Do alto ao baixo clero, a atitude
adquire características a meio
caminho entre o cômico e o perverso. Generosidade, sim: mas
para eles próprios. Tolerância e
bonomia, é certo: no trato dos
sanguessugas. Emotividade à
solta, isso existe: nos banquetes
em palácio e nas sessões do Conselho de Ética. Confraternização, nada melhor: entre Lula e
Maluf, por exemplo, nos entendimentos com vistas à formação
da base parlamentar.
Ao trenó dos 91% -cujo passeio escandaloso foi, felizmente,
interrompido até segunda ordem por decisão do STF-, engataram-se tentativas de aumentos
salariais nas assembléias da
grande maioria das unidades da
Federação. Em Mato Grosso do
Sul, votou-se uma pensão vitalícia para ex-governadores, assegurando a Zeca do PT o que se
pode chamar de um feliz Natal e
um próspero Ano Novo.
É o mais recente beneficiário
de uma ampla manjedoura -se
cabe o tom ímpio da comparação- na qual já se apascentam,
sem alarido, ex-governadores de
17 Estados brasileiros.
No caso de Mato Grosso do Sul,
a intemperança não foi apenas financeira (está orçado em R$ 21,1
mil o mensalão "post facto" de
Zeca do PT), mas também verbal. "É melhor o Estado proteger
o ex-governador do que ele ter de
fazer pé-de-meia", declarou,
num raciocínio esfarrapado, o
deputado estadual Semy Ferraz.
Enquanto isso, lobbies da sociedade civil fazem roda em torno da vacilante -tantos os seus
penduricalhos- árvore de Natal
em que se transformou o Orçamento da União. Representantes
dos esportes e da classe artística
pressionam por incentivos fiscais.

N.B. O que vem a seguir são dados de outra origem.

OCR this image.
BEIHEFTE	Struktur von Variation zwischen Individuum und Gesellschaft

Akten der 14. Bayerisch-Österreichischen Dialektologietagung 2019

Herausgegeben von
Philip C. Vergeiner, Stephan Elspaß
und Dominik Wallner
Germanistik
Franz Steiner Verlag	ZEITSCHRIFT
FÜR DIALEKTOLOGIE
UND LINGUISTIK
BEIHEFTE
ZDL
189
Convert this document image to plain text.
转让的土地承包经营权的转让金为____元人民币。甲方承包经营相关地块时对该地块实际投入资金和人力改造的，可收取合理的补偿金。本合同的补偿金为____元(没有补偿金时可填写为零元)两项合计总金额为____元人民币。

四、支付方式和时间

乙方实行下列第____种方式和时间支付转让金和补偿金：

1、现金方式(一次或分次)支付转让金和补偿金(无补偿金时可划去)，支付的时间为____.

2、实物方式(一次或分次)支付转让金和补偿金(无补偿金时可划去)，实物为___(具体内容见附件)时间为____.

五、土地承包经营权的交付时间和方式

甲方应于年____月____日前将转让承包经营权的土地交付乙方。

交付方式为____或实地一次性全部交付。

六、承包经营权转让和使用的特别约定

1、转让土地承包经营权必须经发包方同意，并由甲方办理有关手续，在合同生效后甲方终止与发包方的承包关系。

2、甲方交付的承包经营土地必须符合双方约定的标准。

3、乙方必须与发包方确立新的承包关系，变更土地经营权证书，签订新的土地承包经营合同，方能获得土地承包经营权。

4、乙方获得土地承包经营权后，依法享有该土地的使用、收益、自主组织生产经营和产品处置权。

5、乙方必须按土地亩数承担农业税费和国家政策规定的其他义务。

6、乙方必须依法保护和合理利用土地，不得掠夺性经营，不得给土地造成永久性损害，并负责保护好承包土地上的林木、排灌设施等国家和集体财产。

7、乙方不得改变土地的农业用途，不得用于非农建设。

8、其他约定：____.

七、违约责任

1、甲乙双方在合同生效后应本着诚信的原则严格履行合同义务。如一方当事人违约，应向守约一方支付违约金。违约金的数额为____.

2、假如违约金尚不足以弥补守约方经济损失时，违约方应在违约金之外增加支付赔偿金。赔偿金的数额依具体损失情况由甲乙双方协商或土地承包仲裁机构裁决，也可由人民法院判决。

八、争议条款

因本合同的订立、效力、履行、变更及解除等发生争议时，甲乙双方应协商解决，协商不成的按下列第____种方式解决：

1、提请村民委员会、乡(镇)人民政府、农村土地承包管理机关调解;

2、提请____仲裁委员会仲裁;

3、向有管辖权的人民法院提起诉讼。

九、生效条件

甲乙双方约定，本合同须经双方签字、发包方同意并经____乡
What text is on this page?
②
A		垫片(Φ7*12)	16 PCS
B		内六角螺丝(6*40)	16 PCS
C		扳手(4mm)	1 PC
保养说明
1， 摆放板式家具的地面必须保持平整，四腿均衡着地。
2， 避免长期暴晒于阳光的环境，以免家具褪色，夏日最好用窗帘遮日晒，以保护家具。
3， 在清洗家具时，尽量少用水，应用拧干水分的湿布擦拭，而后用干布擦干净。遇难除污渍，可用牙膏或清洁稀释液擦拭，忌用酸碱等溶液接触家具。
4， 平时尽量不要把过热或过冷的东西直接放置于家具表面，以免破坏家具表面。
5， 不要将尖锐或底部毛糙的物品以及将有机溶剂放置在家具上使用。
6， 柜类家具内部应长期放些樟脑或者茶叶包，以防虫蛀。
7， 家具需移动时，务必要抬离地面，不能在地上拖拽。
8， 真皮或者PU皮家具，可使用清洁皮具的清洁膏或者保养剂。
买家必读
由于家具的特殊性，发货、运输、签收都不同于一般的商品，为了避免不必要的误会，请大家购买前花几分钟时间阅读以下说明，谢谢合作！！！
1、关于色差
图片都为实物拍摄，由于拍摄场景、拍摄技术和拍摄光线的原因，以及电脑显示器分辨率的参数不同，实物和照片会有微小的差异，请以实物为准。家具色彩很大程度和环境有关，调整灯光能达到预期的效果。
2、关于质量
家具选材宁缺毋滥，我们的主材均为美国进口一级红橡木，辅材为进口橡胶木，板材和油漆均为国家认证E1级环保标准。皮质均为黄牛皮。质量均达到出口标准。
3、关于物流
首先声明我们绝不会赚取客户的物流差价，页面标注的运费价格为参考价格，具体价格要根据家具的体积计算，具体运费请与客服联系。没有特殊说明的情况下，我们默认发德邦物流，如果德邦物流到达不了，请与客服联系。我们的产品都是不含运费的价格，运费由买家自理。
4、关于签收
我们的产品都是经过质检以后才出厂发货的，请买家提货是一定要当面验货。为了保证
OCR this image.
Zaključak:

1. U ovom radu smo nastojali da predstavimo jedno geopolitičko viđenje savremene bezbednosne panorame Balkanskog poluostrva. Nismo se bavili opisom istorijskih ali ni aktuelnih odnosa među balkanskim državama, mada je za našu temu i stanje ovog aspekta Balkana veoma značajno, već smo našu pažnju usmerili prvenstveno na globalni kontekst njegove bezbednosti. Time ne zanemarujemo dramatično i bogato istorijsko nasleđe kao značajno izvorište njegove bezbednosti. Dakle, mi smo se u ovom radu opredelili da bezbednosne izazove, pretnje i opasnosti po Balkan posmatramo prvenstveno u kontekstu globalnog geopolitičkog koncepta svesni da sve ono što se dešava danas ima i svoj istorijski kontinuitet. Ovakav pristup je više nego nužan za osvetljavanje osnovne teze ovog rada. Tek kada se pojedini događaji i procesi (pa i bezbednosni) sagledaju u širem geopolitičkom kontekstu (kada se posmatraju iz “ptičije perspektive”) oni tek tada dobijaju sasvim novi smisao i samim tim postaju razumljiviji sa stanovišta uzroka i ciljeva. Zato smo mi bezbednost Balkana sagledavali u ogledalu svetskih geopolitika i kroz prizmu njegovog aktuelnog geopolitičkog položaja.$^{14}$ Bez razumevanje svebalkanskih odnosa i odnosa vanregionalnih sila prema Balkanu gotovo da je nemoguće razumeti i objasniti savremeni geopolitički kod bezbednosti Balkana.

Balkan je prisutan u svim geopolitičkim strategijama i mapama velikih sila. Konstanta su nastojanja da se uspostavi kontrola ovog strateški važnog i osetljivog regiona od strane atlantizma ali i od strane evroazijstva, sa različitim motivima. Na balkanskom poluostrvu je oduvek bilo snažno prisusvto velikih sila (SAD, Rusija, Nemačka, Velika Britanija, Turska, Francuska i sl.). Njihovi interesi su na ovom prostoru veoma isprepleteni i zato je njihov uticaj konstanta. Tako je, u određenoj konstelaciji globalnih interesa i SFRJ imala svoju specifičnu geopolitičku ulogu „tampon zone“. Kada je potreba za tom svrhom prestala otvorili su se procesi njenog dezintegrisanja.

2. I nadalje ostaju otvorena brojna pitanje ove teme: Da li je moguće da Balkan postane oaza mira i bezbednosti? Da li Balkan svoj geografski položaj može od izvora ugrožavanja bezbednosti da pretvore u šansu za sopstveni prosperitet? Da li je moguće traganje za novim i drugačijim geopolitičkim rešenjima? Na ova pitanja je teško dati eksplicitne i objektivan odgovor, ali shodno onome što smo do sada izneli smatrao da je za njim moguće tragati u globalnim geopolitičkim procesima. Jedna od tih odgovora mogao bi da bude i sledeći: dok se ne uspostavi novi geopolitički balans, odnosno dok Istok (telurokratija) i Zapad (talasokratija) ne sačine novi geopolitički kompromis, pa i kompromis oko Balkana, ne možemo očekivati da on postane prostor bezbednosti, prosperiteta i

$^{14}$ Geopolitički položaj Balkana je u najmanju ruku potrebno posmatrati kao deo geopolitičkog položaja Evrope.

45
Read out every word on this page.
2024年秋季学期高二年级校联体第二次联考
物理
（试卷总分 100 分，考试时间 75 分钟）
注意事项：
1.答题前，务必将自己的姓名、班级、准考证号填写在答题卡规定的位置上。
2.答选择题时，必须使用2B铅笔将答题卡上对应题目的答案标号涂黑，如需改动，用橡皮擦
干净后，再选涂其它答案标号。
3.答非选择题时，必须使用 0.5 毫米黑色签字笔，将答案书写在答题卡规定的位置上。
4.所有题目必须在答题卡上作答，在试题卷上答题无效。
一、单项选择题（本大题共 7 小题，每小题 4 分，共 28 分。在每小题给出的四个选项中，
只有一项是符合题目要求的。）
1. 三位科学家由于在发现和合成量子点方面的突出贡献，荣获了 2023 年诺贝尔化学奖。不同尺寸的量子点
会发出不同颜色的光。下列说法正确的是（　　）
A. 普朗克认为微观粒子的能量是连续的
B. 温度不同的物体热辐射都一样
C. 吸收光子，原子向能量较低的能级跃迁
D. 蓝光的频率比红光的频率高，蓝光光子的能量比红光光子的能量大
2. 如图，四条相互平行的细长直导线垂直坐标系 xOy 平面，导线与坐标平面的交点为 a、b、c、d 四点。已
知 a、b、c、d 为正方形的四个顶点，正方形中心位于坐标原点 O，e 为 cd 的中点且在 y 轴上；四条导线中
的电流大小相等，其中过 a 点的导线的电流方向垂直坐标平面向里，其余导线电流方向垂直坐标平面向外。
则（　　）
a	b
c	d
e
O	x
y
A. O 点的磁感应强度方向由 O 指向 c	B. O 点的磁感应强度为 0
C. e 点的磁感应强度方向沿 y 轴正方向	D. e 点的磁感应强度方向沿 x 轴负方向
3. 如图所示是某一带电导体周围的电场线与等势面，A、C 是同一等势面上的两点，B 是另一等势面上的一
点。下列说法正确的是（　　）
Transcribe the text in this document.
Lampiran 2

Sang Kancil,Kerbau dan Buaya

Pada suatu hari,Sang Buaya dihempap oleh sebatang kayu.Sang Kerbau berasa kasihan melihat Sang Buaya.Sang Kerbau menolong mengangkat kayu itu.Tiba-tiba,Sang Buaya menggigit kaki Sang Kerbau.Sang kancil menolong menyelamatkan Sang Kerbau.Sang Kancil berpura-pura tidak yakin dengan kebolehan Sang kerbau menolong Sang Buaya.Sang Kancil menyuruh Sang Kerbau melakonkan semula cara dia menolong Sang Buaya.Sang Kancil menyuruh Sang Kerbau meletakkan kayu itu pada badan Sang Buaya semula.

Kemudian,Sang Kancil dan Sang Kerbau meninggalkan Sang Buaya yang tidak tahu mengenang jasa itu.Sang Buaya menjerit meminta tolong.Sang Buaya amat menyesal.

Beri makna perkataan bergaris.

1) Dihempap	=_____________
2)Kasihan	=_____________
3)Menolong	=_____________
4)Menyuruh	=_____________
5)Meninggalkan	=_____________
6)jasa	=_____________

Cada um reivindica mais
para si mesmo, sem que ninguém se preocupe com a racionalidade econômica do conjunto
da obra.
Dentro desse quadro, também
o aumento do salário mínimo, de
R$ 350 para R$ 380, decidido na
semana passada pelo presidente
Lula, não deixa de refletir o espírito festivo do momento.
Numa conjuntura em que escasseiam verbas para investimento -das quais depende a
aceleração do ritmo, hoje haitiano, do crescimento econômico
brasileiro-, cobra-se em mais
desemprego e estagnação todo
benefício que se concede sem
real respaldo orçamentário.
Na demagogia ou no cinismo
deslavado dos festejos legislativos, prolonga-se uma crença: a
da permanente tolerância dos
brasileiros em, haja o que houver, pagar a conta no final. A resposta veemente dos cidadãos ao
aumento salarial dos congressistas talvez indique uma reação a
esse estado de coisas; seria este,
sem dúvida, o melhor presente
que a sociedade poderia dar a si
mesma a partir de agora.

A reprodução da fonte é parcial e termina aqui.